Nurfifi Amira Nawi, 37, a mother of one, was charged under Article 31(b) of the Sharia Criminal Offenses (Takbir) (Terengganu) (Amendment) Act, 2022, for being alone with a 40-year-old man who was not her husband at a house in Kemaman district on January 31.

Nurfifi Amira pleaded guilty to the crime. Judge Rosli Harun then sentenced her to six strokes of the cane and a fine of 4,000 ringgit (785 euros), as well as eight months in prison. The defendant had already been convicted of a similar crime in 2018 and she was fined. The judge also advised Nurfifi Amira to get married immediately to avoid committing a similar crime again. “Previously, you said you would get married, but it didn't happen. There is no remorse in you,” the judge told the woman, also advising her not to get married in the border town of Golok, Thailand, where Muslim couples enter into illegal marriages. .
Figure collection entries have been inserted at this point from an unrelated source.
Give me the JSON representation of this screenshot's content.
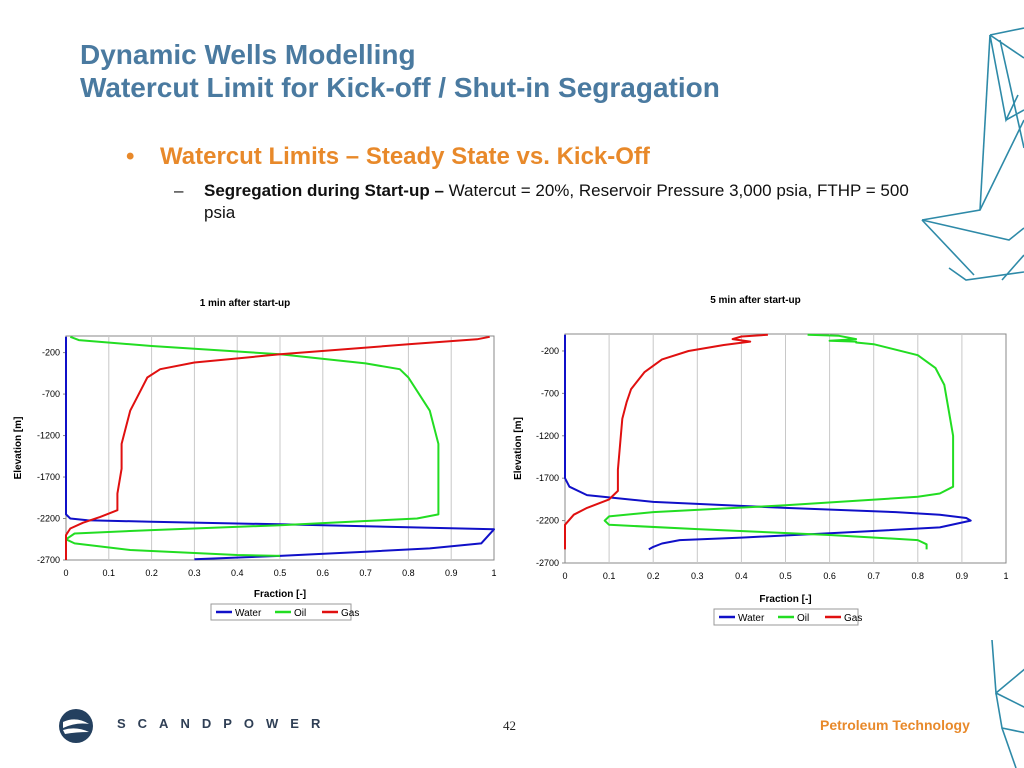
{
  "slide": {
    "title_line1": "Dynamic Wells Modelling",
    "title_line2": "Watercut Limit for Kick-off / Shut-in Segragation",
    "bullet": "Watercut Limits – Steady State vs. Kick-Off",
    "bullet_marker": "•",
    "sub_dash": "–",
    "sub_bold": "Segregation during Start-up –",
    "sub_text": " Watercut = 20%, Reservoir Pressure 3,000 psia, FTHP = 500 psia",
    "page_number": "42",
    "brand": "SCANDPOWER",
    "division": "Petroleum Technology",
    "colors": {
      "title": "#4a7aa0",
      "accent": "#e8892a",
      "deco": "#2e8aa8"
    }
  },
  "chart_data": [
    {
      "type": "line",
      "title": "1 min after start-up",
      "xlabel": "Fraction [-]",
      "ylabel": "Elevation [m]",
      "xlim": [
        0,
        1
      ],
      "ylim": [
        -2700,
        0
      ],
      "xticks": [
        "0",
        "0.1",
        "0.2",
        "0.3",
        "0.4",
        "0.5",
        "0.6",
        "0.7",
        "0.8",
        "0.9",
        "1"
      ],
      "yticks": [
        "-200",
        "-700",
        "-1200",
        "-1700",
        "-2200",
        "-2700"
      ],
      "legend": "bottom",
      "grid": true,
      "series": [
        {
          "name": "Water",
          "color": "#1010c8",
          "points": [
            [
              0,
              -10
            ],
            [
              0,
              -2150
            ],
            [
              0.01,
              -2200
            ],
            [
              0.05,
              -2220
            ],
            [
              0.2,
              -2240
            ],
            [
              0.5,
              -2270
            ],
            [
              1.0,
              -2330
            ],
            [
              0.97,
              -2500
            ],
            [
              0.85,
              -2560
            ],
            [
              0.7,
              -2600
            ],
            [
              0.5,
              -2650
            ],
            [
              0.3,
              -2690
            ]
          ]
        },
        {
          "name": "Oil",
          "color": "#22dd22",
          "points": [
            [
              0.01,
              -10
            ],
            [
              0.03,
              -50
            ],
            [
              0.2,
              -120
            ],
            [
              0.5,
              -220
            ],
            [
              0.7,
              -330
            ],
            [
              0.78,
              -400
            ],
            [
              0.8,
              -500
            ],
            [
              0.85,
              -900
            ],
            [
              0.87,
              -1300
            ],
            [
              0.87,
              -1900
            ],
            [
              0.87,
              -2150
            ],
            [
              0.82,
              -2200
            ],
            [
              0.7,
              -2230
            ],
            [
              0.5,
              -2280
            ],
            [
              0.2,
              -2340
            ],
            [
              0.02,
              -2380
            ],
            [
              0.0,
              -2450
            ],
            [
              0.02,
              -2500
            ],
            [
              0.15,
              -2580
            ],
            [
              0.4,
              -2640
            ],
            [
              0.5,
              -2650
            ]
          ]
        },
        {
          "name": "Gas",
          "color": "#e01010",
          "points": [
            [
              0.99,
              -10
            ],
            [
              0.96,
              -40
            ],
            [
              0.8,
              -100
            ],
            [
              0.5,
              -220
            ],
            [
              0.3,
              -320
            ],
            [
              0.22,
              -400
            ],
            [
              0.19,
              -500
            ],
            [
              0.17,
              -700
            ],
            [
              0.15,
              -900
            ],
            [
              0.14,
              -1100
            ],
            [
              0.13,
              -1300
            ],
            [
              0.13,
              -1600
            ],
            [
              0.12,
              -1900
            ],
            [
              0.12,
              -2000
            ],
            [
              0.12,
              -2100
            ],
            [
              0.08,
              -2180
            ],
            [
              0.04,
              -2250
            ],
            [
              0.01,
              -2320
            ],
            [
              0.0,
              -2400
            ],
            [
              0.0,
              -2700
            ]
          ]
        }
      ]
    },
    {
      "type": "line",
      "title": "5 min after start-up",
      "xlabel": "Fraction [-]",
      "ylabel": "Elevation [m]",
      "xlim": [
        0,
        1
      ],
      "ylim": [
        -2700,
        0
      ],
      "xticks": [
        "0",
        "0.1",
        "0.2",
        "0.3",
        "0.4",
        "0.5",
        "0.6",
        "0.7",
        "0.8",
        "0.9",
        "1"
      ],
      "yticks": [
        "-200",
        "-700",
        "-1200",
        "-1700",
        "-2200",
        "-2700"
      ],
      "legend": "bottom",
      "grid": true,
      "series": [
        {
          "name": "Water",
          "color": "#1010c8",
          "points": [
            [
              0,
              -10
            ],
            [
              0,
              -1700
            ],
            [
              0.01,
              -1800
            ],
            [
              0.05,
              -1900
            ],
            [
              0.2,
              -1980
            ],
            [
              0.5,
              -2050
            ],
            [
              0.75,
              -2100
            ],
            [
              0.85,
              -2130
            ],
            [
              0.91,
              -2170
            ],
            [
              0.92,
              -2200
            ],
            [
              0.85,
              -2280
            ],
            [
              0.6,
              -2350
            ],
            [
              0.4,
              -2400
            ],
            [
              0.26,
              -2430
            ],
            [
              0.22,
              -2470
            ],
            [
              0.2,
              -2510
            ],
            [
              0.19,
              -2540
            ]
          ]
        },
        {
          "name": "Oil",
          "color": "#22dd22",
          "points": [
            [
              0.55,
              -10
            ],
            [
              0.62,
              -20
            ],
            [
              0.66,
              -60
            ],
            [
              0.6,
              -80
            ],
            [
              0.66,
              -90
            ],
            [
              0.66,
              -100
            ],
            [
              0.7,
              -120
            ],
            [
              0.8,
              -250
            ],
            [
              0.84,
              -400
            ],
            [
              0.86,
              -600
            ],
            [
              0.87,
              -900
            ],
            [
              0.88,
              -1200
            ],
            [
              0.88,
              -1500
            ],
            [
              0.88,
              -1800
            ],
            [
              0.85,
              -1880
            ],
            [
              0.8,
              -1920
            ],
            [
              0.5,
              -2020
            ],
            [
              0.2,
              -2100
            ],
            [
              0.1,
              -2150
            ],
            [
              0.09,
              -2200
            ],
            [
              0.1,
              -2250
            ],
            [
              0.3,
              -2300
            ],
            [
              0.6,
              -2370
            ],
            [
              0.8,
              -2430
            ],
            [
              0.82,
              -2480
            ],
            [
              0.82,
              -2540
            ]
          ]
        },
        {
          "name": "Gas",
          "color": "#e01010",
          "points": [
            [
              0.46,
              -10
            ],
            [
              0.4,
              -30
            ],
            [
              0.38,
              -60
            ],
            [
              0.42,
              -90
            ],
            [
              0.36,
              -130
            ],
            [
              0.28,
              -200
            ],
            [
              0.22,
              -300
            ],
            [
              0.18,
              -450
            ],
            [
              0.15,
              -650
            ],
            [
              0.14,
              -800
            ],
            [
              0.13,
              -1000
            ],
            [
              0.125,
              -1300
            ],
            [
              0.12,
              -1600
            ],
            [
              0.12,
              -1850
            ],
            [
              0.1,
              -1950
            ],
            [
              0.05,
              -2050
            ],
            [
              0.02,
              -2130
            ],
            [
              0.0,
              -2250
            ],
            [
              0.0,
              -2540
            ]
          ]
        }
      ]
    }
  ]
}
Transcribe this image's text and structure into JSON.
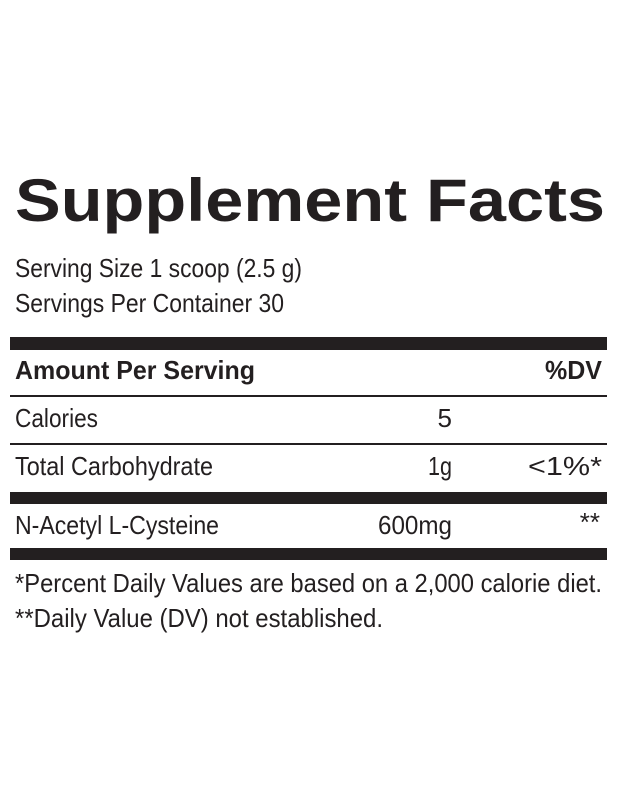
{
  "title": "Supplement Facts",
  "serving": [
    "Serving Size 1 scoop (2.5 g)",
    "Servings Per Container 30"
  ],
  "table": {
    "header": {
      "name": "Amount Per Serving",
      "dv": "%DV"
    },
    "rows": [
      {
        "name": "Calories",
        "amount": "5"
      },
      {
        "name": "Total Carbohydrate",
        "amount": "1g",
        "dv": "<1%*"
      },
      {
        "name": "N-Acetyl L-Cysteine",
        "amount": "600mg",
        "dv": "**"
      }
    ]
  },
  "footnotes": [
    "*Percent Daily Values are based on a 2,000 calorie diet.",
    "**Daily Value (DV) not established."
  ]
}
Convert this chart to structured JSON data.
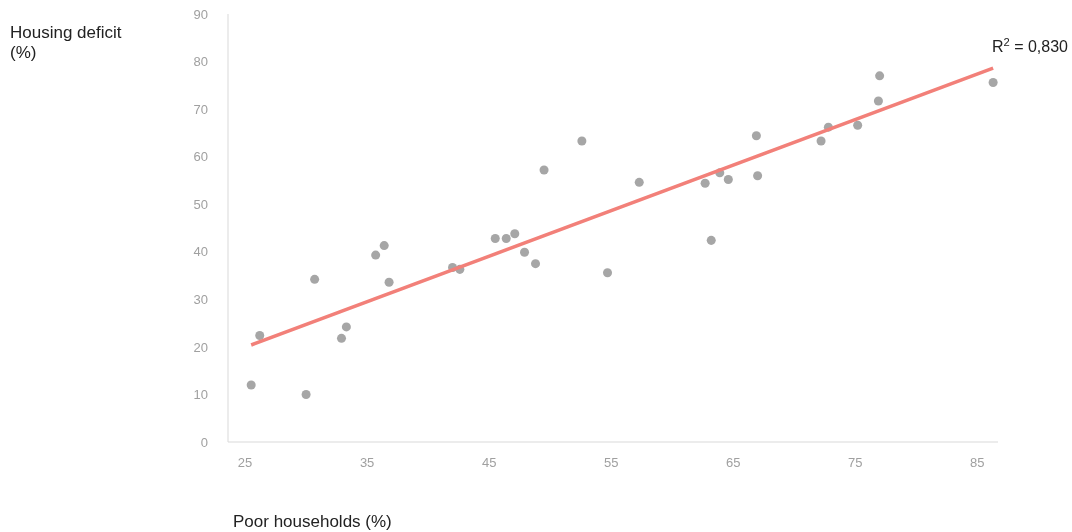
{
  "chart_data": {
    "type": "scatter",
    "xlabel": "Poor households (%)",
    "ylabel": "Housing deficit\n(%)",
    "annotations": [
      "R$^{2}$ = 0,830"
    ],
    "xlim": [
      23.6,
      86.7
    ],
    "xticks": [
      25,
      35,
      45,
      55,
      65,
      75,
      85
    ],
    "ylim": [
      0,
      90
    ],
    "yticks": [
      0,
      10,
      20,
      30,
      40,
      50,
      60,
      70,
      80,
      90
    ],
    "series": [
      {
        "marker": "circle",
        "color": "#a6a6a6",
        "x": [
          25.5,
          26.2,
          30.0,
          30.7,
          32.9,
          33.3,
          35.7,
          36.4,
          36.8,
          42.0,
          42.6,
          45.5,
          46.4,
          47.1,
          47.9,
          48.8,
          49.5,
          52.6,
          54.7,
          57.3,
          62.7,
          63.2,
          63.9,
          64.6,
          66.9,
          67.0,
          72.2,
          72.8,
          75.2,
          76.9,
          77.0,
          86.3
        ],
        "values": [
          12.0,
          22.4,
          10.0,
          34.2,
          21.8,
          24.2,
          39.3,
          41.3,
          33.6,
          36.7,
          36.3,
          42.8,
          42.8,
          43.8,
          39.9,
          37.5,
          57.2,
          63.3,
          35.6,
          54.6,
          54.4,
          42.4,
          56.6,
          55.2,
          64.4,
          56.0,
          63.3,
          66.2,
          66.6,
          71.7,
          77.0,
          75.6
        ]
      },
      {
        "type": "line",
        "color": "#f28079",
        "x": [
          25.5,
          86.3
        ],
        "values": [
          20.4,
          78.6
        ]
      }
    ]
  }
}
PAS has governed the northeastern states of Terengganu and Kelantan since 2018. Ideologically focused on Islamic fundamentalism, its electoral base is largely concentrated in the four rural and eastern coasts of Peninsular Malaysia, including the conservative north, especially in Kelantan, Terengganu, Perlis and Kedah.

With these victories, PAS has pushed to toughen Islamic law punishments through each state's sharia penal code. However, the party now has to rely on new players after Najib Razak's government, which supported the PAS agenda, lost its electoral mandate. In the past, former Prime Minister Mahathir Mohamed had blocked PAS' attempts to pass Islamic laws in Kelantan and Terengganu.

The National Confidence Party (Amanah), a PAS breakaway party that is now part of the ruling coalition of Prime Minister Anwar Ibrahim's “unity government”, is expected to block PAS' attempts to push for the implementation of sharia law. . However, PAS and the coalition it is now part of – Perikatan Nasional – performed well in the last elections. The Islamist party won the largest number of seats and the Perikatan Nasional pact reasserted its control over four state governments from August 2023. This has led many observers to suggest that a “green” or “Islamist” wave is transforming the landscape Malaysian politician.